En France, le Sénat à majorité de droite entend corriger à partir de lundi le vaste projet de loi sur la transparence de la vie économique, notamment en limitant fortement sa mesure-phare sur la protection des lanceurs d’alerte.
Au cours du débat en première lecture qui va durer toute la semaine, nombre de sénateurs devraient suivre leur commission des lois qui a défini comme lanceur d’alerte toute « personne physique qui signale, dans l’intérêt général, de manière désintéressée et de bonne foi, un crime, un délit ou une violation grave et manifeste de la loi ou du règlement dont il aura eu personnellement connaissance ».
« Beaucoup de nos collègues se méfient des lanceurs de fausses alertes, qui risquent de porter préjudice à des intérêts publics ou privés », a justifié le président de la commission Philippe Bas (Les Républicains), selon lequel les lanceurs d’alerte doivent être « exemplaires ».
Et cet élu de la Manche de défendre « un point d’équilibre » prenant aussi en compte la démarche du lanceur d’alerte: « celui qui lance de fausses alertes ou qui viole la procédure s’expose à des sanctions ».
Considérant que « le lanceur d’alerte ne peut pas être totalement irresponsable quand il n’est pas de bonne foi », le rapporteur François Pillet (LR) a jugé à l’unisson qu' »il peut être redevable du préjudice qu’il a fait subir ».
Dans leurs modifications en commission, les sénateurs ont aussi supprimé la prise en charge par le Défenseur des droits d’une aide financière pour les lanceurs d’alerte.
La CFDT a dénoncé « un combat d’arrière-garde » du Sénat, l’accusant de « détricoter » le texte. La Cour de Cassation s’est opposée jeudi à la sanction prise à l’encontre d’un salarié, qui a dénoncé de bonne foi le président et des membres de son association.
La France veut « rattraper son retard »
La CGT des cadres (Ugict-CGT) de son côté a insisté sur la nécessité de « renforcer les dispositions protégeant les lanceurs d’alerte », en dénonçant « l’hypocrisie » des condamnations des lanceurs d’alerte de l’affaire LuxLeaks au Luxembourg ».
Autre point important du texte, la création d’une agence anticorruption est aussi sujette aux modifications des sénateurs. Dénommée « agence de prévention de la corruption » dans le texte du gouvernement, la commission a préféré l’appeler plus modestement « agence française anticorruption ». Surtout, elle a supprimé son pouvoir de sanction, déjà limité, pour le renvoyer à la justice. En revanche, elle l’a confortée dans sa mission de contrôle et de prévention.
Le projet de loi prévoit aussi l’encadrement de l’activité des lobbies, qui devront déclarer leurs activités dans un répertoire numérique pour rencontrer ministres, membres de cabinet, parlementaires ou hauts fonctionnaires.

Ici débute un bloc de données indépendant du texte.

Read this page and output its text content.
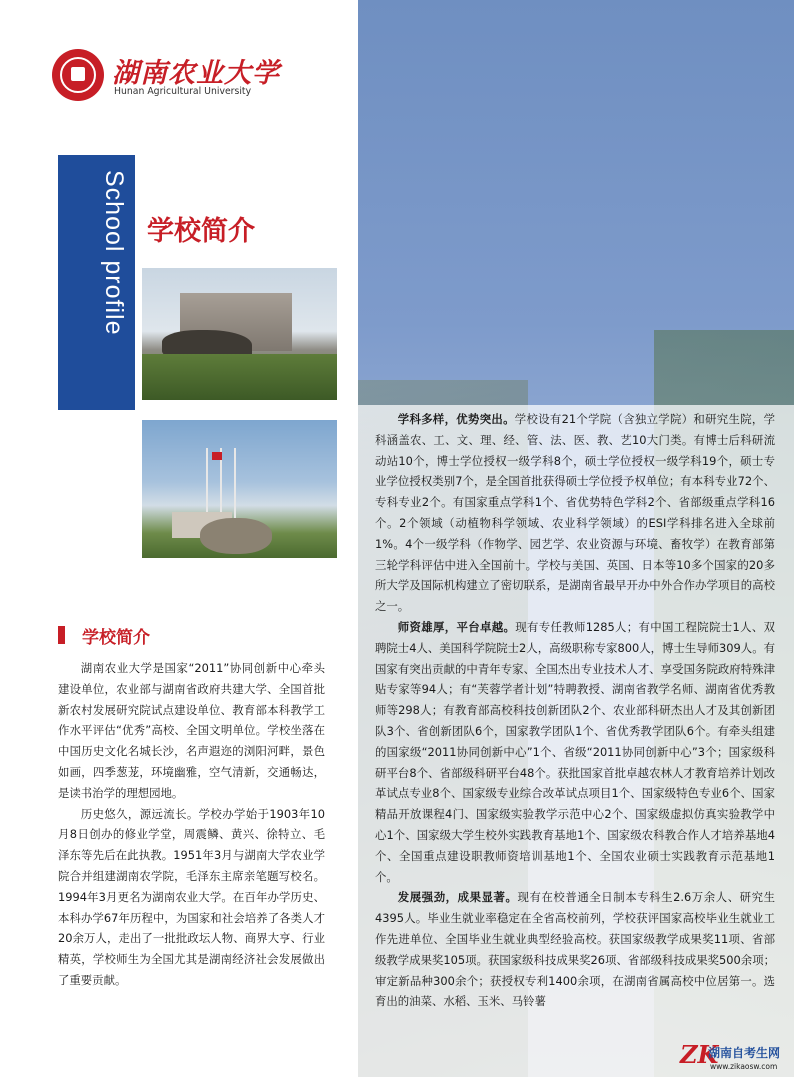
湖南农业大学
Hunan Agricultural University
School profile 学校简介
学校简介

湖南农业大学是国家“2011”协同创新中心牵头建设单位，农业部与湖南省政府共建大学、全国首批新农村发展研究院试点建设单位、教育部本科教学工作水平评估“优秀”高校、全国文明单位。学校坐落在中国历史文化名城长沙，名声遐迩的浏阳河畔，景色如画，四季葱茏，环境幽雅，空气清新，交通畅达，是读书治学的理想园地。

历史悠久，源远流长。学校办学始于1903年10月8日创办的修业学堂，周震鳞、黄兴、徐特立、毛泽东等先后在此执教。1951年3月与湖南大学农业学院合并组建湖南农学院，毛泽东主席亲笔题写校名。1994年3月更名为湖南农业大学。在百年办学历史、本科办学67年历程中，为国家和社会培养了各类人才20余万人，走出了一批批政坛人物、商界大亨、行业精英，学校师生为全国尤其是湖南经济社会发展做出了重要贡献。

学科多样，优势突出。学校设有21个学院（含独立学院）和研究生院，学科涵盖农、工、文、理、经、管、法、医、教、艺10大门类。有博士后科研流动站10个，博士学位授权一级学科8个，硕士学位授权一级学科19个，硕士专业学位授权类别7个，是全国首批获得硕士学位授予权单位；有本科专业72个、专科专业2个。有国家重点学科1个、省优势特色学科2个、省部级重点学科16个。2个领域（动植物科学领域、农业科学领域）的ESI学科排名进入全球前1%。4个一级学科（作物学、园艺学、农业资源与环境、畜牧学）在教育部第三轮学科评估中进入全国前十。学校与美国、英国、日本等10多个国家的20多所大学及国际机构建立了密切联系，是湖南省最早开办中外合作办学项目的高校之一。

师资雄厚，平台卓越。现有专任教师1285人；有中国工程院院士1人、双聘院士4人、美国科学院院士2人，高级职称专家800人，博士生导师309人。有国家有突出贡献的中青年专家、全国杰出专业技术人才、享受国务院政府特殊津贴专家等94人；有“芙蓉学者计划”特聘教授、湖南省教学名师、湖南省优秀教师等298人；有教育部高校科技创新团队2个、农业部科研杰出人才及其创新团队3个、省创新团队6个，国家教学团队1个、省优秀教学团队6个。有牵头组建的国家级“2011协同创新中心”1个、省级“2011协同创新中心”3个；国家级科研平台8个、省部级科研平台48个。获批国家首批卓越农林人才教育培养计划改革试点专业8个、国家级专业综合改革试点项目1个、国家级特色专业6个、国家精品开放课程4门、国家级实验教学示范中心2个、国家级虚拟仿真实验教学中心1个、国家级大学生校外实践教育基地1个、国家级农科教合作人才培养基地4个、全国重点建设职教师资培训基地1个、全国农业硕士实践教育示范基地1个。

发展强劲，成果显著。现有在校普通全日制本专科生2.6万余人、研究生4395人。毕业生就业率稳定在全省高校前列，学校获评国家高校毕业生就业工作先进单位、全国毕业生就业典型经验高校。获国家级教学成果奖11项、省部级教学成果奖105项。获国家级科技成果奖26项、省部级科技成果奖500余项；审定新品种300余个；获授权专利1400余项，在湖南省属高校中位居第一。选育出的油菜、水稻、玉米、马铃薯

ZK
湖南自考生网
www.zikaosw.com
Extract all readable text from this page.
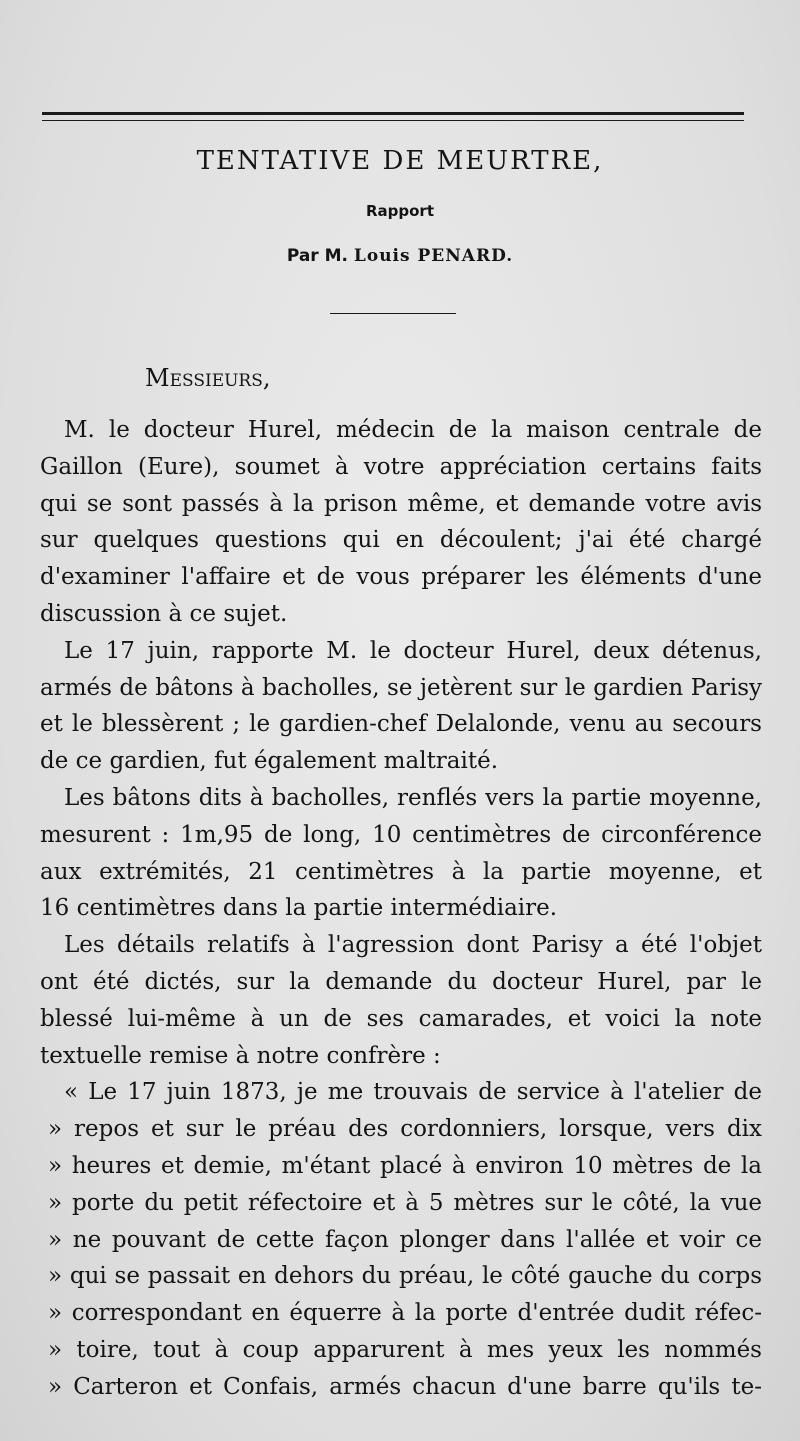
TENTATIVE DE MEURTRE,
Rapport
Par M. Louis PENARD.
Messieurs,
M. le docteur Hurel, médecin de la maison centrale de
Gaillon (Eure), soumet à votre appréciation certains faits
qui se sont passés à la prison même, et demande votre avis
sur quelques questions qui en découlent; j'ai été chargé
d'examiner l'affaire et de vous préparer les éléments d'une
discussion à ce sujet.
Le 17 juin, rapporte M. le docteur Hurel, deux détenus,
armés de bâtons à bacholles, se jetèrent sur le gardien Parisy
et le blessèrent ; le gardien-chef Delalonde, venu au secours
de ce gardien, fut également maltraité.
Les bâtons dits à bacholles, renflés vers la partie moyenne,
mesurent : 1m,95 de long, 10 centimètres de circonférence
aux extrémités, 21 centimètres à la partie moyenne, et
16 centimètres dans la partie intermédiaire.
Les détails relatifs à l'agression dont Parisy a été l'objet
ont été dictés, sur la demande du docteur Hurel, par le
blessé lui-même à un de ses camarades, et voici la note
textuelle remise à notre confrère :
« Le 17 juin 1873, je me trouvais de service à l'atelier de
» repos et sur le préau des cordonniers, lorsque, vers dix
» heures et demie, m'étant placé à environ 10 mètres de la
» porte du petit réfectoire et à 5 mètres sur le côté, la vue
» ne pouvant de cette façon plonger dans l'allée et voir ce
» qui se passait en dehors du préau, le côté gauche du corps
» correspondant en équerre à la porte d'entrée dudit réfec-
» toire, tout à coup apparurent à mes yeux les nommés
» Carteron et Confais, armés chacun d'une barre qu'ils te-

Mais, pour chaque pouvoir public constitutionnel, le président de la République, les deux assemblées, et le Conseil constitutionnel, « le principe de séparation des pouvoirs impose le respect de leur autonomie dans la détermination et le contrôle des règles qu’ils fixaient » dans ce domaine, aux yeux de la majorité du Sénat.
Quant à l’emblématique mesure sur la rémunération des dirigeants des sociétés cotées, les sénateurs veulent proposer un vote triennal sur la politique de rémunération, un vote sur la rémunération des dirigeants après leur nomination et une délibération annuelle sur cette rémunération.
Comme au Royaume-Uni, en Allemagne, en Suisse ou aux Pays-Bas, et comme envisagé par une directive européenne à l’horizon 2018, le projet de loi prévoit jusqu’alors de rendre « souveraine » la décision de l’assemblée générale des actionnaires. Mais pas d’encadrer stricto sensu les rémunérations dans la loi.
Le projet de loi « relatif à la transparence, à la lutte contre la corruption et à la modernisation de la vie économique », porté par le ministre des Finances Michel Sapin, vise à permettre à la France de « rattraper son retard » en matière de lutte anticorruption.
Le gouvernement ayant engagé la procédure accélérée (une seule lecture par chambre), le texte fera ensuite l’objet d’une commission mixte paritaire chargée de trouver une version commune aux deux chambres. En cas de désaccord, l’Assemblée aura le dernier mot.